Singh is hopeful that DeepSeek's models, mostly open-source (excluding training data), will facilitate collaboration among researchers and allow smaller players to enter the industry. This would also promote greater transparency and accountability regarding the investments and resources required to develop these models.
However, there is skepticism surrounding DeepSeek's efficiency claims. Carlos Torres Diaz, director of energy research at Rystad Energy, warns of the lack of concrete data regarding the program's energy consumption. If what DeepSeek claims is true, it could significantly reduce the energy consumption of a data center. Nonetheless, despite major tech companies signing numerous agreements to access renewable energy, the growing electricity demand from data centers could limit the available solar and wind resources.
Using less electricity could free up renewable resources for other sectors, helping to accelerate the transition to cleaner energy sources. However, implementing more efficient AI models brings the dilemma of increased usage. Satya Nadella, CEO of Microsoft, mentioned the "Jevons Paradox" on X, which states that the more efficient a technology becomes, the more likely its use is to expand, thus creating greater environmental harm.
Having reduced energy consumption from AI could attract more data providers, expanding infrastructure much further than anticipated. Despite this, Torres Diaz also pointed out that it is premature to make significant adjustments to energy consumption projections. The source of the electricity used remains essential to determining the pollution generated. In both China and the United States, a large proportion of electricity comes from fossil fuels, while the growing demand from data centers is leading to the postponement of conventional power plant closures.

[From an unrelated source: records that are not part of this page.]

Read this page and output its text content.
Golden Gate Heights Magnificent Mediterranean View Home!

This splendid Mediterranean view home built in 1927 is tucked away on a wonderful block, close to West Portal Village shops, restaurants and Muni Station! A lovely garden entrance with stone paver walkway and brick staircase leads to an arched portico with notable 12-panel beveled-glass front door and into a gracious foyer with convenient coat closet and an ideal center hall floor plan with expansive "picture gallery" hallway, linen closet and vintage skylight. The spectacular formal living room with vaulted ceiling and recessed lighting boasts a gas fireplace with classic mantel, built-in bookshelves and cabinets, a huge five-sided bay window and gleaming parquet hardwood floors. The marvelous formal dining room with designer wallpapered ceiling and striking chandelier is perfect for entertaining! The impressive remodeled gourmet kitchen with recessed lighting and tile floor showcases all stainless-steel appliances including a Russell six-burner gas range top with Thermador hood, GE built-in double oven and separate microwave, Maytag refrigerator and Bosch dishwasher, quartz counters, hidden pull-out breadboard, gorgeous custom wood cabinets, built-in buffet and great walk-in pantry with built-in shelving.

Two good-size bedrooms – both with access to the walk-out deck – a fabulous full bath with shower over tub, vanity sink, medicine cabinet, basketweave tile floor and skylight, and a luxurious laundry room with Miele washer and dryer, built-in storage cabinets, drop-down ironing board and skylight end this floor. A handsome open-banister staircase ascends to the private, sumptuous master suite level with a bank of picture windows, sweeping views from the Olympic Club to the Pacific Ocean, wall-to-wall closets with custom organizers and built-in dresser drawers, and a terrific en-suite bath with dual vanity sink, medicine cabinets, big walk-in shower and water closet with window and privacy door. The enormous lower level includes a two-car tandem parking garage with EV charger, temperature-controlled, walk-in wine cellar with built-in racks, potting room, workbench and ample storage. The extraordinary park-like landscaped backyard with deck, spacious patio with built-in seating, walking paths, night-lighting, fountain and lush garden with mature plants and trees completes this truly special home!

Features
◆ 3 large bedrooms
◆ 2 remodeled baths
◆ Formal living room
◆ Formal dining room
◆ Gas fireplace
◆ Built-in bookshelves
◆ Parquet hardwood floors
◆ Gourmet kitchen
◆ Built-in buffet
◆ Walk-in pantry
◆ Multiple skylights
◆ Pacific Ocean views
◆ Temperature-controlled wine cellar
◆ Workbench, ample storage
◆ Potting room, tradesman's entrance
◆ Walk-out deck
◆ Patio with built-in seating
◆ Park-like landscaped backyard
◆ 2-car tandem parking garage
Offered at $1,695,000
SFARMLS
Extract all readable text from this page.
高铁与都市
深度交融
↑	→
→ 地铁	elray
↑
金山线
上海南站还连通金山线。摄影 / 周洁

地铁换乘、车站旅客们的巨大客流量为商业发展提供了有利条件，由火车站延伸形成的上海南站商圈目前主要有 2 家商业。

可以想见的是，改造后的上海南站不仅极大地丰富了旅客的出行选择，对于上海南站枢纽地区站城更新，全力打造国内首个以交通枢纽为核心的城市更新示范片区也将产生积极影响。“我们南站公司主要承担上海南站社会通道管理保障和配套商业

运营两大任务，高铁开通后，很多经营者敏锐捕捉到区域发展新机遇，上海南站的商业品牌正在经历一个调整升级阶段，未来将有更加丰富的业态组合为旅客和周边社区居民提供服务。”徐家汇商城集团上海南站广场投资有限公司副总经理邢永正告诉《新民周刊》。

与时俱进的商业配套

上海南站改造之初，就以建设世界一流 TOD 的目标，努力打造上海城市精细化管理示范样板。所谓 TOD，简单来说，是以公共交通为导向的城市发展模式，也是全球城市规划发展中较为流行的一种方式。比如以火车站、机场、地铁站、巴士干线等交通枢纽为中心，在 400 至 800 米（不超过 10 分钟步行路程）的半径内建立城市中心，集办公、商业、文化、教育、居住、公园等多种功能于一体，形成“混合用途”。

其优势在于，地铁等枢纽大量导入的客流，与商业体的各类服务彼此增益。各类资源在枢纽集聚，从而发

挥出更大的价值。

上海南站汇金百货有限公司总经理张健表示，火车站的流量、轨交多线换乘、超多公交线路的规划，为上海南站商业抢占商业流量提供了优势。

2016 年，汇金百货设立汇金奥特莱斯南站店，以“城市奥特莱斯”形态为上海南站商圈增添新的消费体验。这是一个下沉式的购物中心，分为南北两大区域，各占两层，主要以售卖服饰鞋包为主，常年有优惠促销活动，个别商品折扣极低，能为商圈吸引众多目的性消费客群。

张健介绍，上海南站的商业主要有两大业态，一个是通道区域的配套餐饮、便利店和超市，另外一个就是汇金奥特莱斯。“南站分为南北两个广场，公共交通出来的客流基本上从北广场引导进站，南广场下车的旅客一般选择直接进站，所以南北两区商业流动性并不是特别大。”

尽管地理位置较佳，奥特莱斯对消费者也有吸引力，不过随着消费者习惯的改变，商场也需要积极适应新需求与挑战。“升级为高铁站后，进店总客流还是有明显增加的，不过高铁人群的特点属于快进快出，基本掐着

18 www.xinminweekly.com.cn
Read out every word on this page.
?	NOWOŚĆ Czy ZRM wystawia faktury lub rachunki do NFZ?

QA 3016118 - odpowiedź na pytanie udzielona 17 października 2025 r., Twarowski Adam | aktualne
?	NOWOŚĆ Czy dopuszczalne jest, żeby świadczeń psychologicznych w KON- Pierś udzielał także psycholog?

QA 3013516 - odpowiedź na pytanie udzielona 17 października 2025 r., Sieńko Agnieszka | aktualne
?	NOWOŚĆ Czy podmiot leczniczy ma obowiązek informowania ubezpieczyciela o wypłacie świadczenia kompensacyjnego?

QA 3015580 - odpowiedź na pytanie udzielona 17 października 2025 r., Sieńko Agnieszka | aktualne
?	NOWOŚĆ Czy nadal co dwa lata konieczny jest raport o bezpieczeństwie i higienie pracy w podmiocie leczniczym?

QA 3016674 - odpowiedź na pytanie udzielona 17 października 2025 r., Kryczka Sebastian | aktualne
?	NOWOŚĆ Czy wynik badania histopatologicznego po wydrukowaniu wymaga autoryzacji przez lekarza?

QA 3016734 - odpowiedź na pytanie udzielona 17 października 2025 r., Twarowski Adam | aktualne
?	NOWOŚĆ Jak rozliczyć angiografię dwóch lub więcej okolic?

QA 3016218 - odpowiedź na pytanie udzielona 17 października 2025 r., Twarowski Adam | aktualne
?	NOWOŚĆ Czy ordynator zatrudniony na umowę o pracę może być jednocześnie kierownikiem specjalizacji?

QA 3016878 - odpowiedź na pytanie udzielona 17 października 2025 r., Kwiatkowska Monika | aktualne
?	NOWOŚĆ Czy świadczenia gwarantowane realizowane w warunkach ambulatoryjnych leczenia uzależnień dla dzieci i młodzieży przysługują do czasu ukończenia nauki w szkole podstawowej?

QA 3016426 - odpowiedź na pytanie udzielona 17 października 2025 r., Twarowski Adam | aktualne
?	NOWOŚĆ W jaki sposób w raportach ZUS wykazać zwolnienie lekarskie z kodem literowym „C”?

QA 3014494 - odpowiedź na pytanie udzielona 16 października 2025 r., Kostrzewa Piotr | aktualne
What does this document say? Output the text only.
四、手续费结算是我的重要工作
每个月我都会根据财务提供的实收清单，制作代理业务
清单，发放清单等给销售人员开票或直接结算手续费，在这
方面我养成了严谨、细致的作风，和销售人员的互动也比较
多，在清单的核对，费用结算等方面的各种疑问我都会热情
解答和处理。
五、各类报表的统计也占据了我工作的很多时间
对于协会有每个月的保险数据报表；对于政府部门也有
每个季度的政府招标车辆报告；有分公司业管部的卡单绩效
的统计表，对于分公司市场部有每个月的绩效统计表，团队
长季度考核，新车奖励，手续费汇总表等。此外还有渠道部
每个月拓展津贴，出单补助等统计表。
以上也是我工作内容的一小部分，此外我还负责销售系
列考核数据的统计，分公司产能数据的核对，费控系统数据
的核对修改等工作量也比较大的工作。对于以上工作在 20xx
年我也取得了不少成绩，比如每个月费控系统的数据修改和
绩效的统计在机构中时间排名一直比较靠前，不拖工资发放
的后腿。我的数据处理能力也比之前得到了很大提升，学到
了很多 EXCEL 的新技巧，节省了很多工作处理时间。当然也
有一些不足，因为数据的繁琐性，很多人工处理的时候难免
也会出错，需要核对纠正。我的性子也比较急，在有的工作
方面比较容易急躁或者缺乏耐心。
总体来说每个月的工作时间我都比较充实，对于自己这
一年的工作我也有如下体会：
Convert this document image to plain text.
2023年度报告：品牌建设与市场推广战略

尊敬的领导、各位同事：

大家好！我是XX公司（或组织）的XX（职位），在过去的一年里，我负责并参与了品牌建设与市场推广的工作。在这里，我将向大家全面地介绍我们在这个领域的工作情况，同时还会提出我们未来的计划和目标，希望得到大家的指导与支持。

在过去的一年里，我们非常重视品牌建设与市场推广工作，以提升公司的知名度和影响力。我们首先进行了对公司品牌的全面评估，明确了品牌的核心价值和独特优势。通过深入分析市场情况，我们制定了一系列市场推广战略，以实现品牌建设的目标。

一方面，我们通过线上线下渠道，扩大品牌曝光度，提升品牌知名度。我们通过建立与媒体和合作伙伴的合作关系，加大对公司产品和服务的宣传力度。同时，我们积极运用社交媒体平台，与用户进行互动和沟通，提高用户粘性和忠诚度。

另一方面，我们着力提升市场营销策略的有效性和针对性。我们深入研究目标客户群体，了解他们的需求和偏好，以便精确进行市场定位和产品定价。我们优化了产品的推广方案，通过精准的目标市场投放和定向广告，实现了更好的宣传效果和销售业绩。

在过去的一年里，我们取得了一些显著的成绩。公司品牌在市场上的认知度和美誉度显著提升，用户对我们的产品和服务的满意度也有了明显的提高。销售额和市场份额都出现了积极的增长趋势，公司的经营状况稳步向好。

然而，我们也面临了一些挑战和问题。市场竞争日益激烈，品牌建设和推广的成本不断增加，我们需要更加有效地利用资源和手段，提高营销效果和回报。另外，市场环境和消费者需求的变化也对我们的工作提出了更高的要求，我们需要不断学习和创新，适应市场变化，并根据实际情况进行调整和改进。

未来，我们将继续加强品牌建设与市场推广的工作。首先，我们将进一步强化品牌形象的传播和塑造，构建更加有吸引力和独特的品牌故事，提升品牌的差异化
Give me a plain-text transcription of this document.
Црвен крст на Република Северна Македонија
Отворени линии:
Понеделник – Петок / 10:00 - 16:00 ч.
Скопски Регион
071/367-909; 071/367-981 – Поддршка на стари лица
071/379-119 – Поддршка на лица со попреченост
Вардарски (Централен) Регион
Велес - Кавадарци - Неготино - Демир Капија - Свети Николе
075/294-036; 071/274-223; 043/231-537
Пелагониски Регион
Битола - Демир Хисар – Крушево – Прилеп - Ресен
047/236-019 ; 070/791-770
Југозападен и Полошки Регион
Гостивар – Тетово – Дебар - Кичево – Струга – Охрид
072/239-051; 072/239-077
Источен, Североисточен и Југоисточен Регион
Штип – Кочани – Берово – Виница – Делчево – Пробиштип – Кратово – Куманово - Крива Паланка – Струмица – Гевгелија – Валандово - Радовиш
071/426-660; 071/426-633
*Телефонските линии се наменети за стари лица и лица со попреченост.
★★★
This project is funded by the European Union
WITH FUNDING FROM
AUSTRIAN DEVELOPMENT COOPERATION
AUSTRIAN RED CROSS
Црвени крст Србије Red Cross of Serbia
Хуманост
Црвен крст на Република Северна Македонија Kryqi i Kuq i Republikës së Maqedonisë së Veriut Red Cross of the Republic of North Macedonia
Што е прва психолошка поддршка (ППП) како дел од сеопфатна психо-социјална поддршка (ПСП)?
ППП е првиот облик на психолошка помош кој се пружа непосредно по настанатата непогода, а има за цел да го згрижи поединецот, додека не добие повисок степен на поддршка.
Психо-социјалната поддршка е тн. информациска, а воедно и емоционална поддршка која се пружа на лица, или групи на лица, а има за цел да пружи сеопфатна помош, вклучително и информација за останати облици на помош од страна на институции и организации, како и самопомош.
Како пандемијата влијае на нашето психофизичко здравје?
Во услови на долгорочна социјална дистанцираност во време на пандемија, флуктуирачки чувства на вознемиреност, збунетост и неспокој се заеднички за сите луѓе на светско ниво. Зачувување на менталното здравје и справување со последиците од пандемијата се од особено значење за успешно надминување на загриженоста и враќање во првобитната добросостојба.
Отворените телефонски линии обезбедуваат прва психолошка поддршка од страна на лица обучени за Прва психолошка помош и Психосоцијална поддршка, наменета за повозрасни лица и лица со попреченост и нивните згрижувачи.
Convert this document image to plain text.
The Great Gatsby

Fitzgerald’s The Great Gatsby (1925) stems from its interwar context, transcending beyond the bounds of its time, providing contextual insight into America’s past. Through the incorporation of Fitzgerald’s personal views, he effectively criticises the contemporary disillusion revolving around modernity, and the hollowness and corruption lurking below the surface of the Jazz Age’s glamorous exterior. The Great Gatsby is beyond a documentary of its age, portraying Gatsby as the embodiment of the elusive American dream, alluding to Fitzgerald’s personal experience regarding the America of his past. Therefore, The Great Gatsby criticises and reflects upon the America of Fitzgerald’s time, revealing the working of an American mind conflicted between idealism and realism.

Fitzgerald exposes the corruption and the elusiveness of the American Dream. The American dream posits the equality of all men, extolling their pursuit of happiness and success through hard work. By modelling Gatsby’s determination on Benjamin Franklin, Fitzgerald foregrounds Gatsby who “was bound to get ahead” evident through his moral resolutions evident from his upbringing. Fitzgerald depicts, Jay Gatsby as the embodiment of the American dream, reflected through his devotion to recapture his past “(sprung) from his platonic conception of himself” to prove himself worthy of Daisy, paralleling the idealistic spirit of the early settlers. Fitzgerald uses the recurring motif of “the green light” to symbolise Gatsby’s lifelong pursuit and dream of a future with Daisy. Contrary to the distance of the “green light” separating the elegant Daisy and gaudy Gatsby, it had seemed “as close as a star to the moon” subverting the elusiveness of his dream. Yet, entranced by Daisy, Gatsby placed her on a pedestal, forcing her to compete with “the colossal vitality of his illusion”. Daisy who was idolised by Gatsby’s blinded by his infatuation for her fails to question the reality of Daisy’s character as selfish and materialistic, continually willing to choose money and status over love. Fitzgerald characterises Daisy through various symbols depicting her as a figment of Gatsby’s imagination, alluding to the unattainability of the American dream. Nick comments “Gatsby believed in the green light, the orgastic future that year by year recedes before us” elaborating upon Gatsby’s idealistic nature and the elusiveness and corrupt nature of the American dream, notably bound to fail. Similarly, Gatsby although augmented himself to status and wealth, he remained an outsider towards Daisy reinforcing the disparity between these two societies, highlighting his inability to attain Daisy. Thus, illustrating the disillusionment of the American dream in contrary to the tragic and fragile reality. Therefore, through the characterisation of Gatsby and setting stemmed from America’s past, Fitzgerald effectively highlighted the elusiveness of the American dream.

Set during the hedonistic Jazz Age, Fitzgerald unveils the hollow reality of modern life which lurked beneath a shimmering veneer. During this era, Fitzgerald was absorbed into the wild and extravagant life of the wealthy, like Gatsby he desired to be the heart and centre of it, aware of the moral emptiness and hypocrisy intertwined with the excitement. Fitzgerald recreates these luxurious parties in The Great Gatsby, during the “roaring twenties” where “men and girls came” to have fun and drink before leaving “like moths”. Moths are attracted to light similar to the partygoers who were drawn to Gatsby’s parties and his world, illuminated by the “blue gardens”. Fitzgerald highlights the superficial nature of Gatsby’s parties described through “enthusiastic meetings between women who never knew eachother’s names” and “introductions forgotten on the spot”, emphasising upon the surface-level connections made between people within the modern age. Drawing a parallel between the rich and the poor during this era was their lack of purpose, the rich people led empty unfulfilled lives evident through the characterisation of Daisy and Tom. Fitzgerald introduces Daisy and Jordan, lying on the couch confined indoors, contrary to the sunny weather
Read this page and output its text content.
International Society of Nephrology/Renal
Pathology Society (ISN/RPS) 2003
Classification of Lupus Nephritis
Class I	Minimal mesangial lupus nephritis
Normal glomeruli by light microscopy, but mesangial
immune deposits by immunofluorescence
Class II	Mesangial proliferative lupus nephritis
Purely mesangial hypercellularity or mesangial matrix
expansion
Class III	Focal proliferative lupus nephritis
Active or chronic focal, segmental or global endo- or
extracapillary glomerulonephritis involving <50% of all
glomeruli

The AI industry also faces additional challenges, including high water consumption for cooling hardware, which can exacerbate problems in drought-prone regions. Although traditional data centers have maintained a relatively constant consumption in the past, their energy demand has grown considerably with the advancement of AI. In 2023, these centers consumed more than 4% of electricity in the United States, and this percentage is expected to nearly triple by 2028. As DeepSeek's development is observed, considerable uncertainty remains regarding the actual future impact of these advances.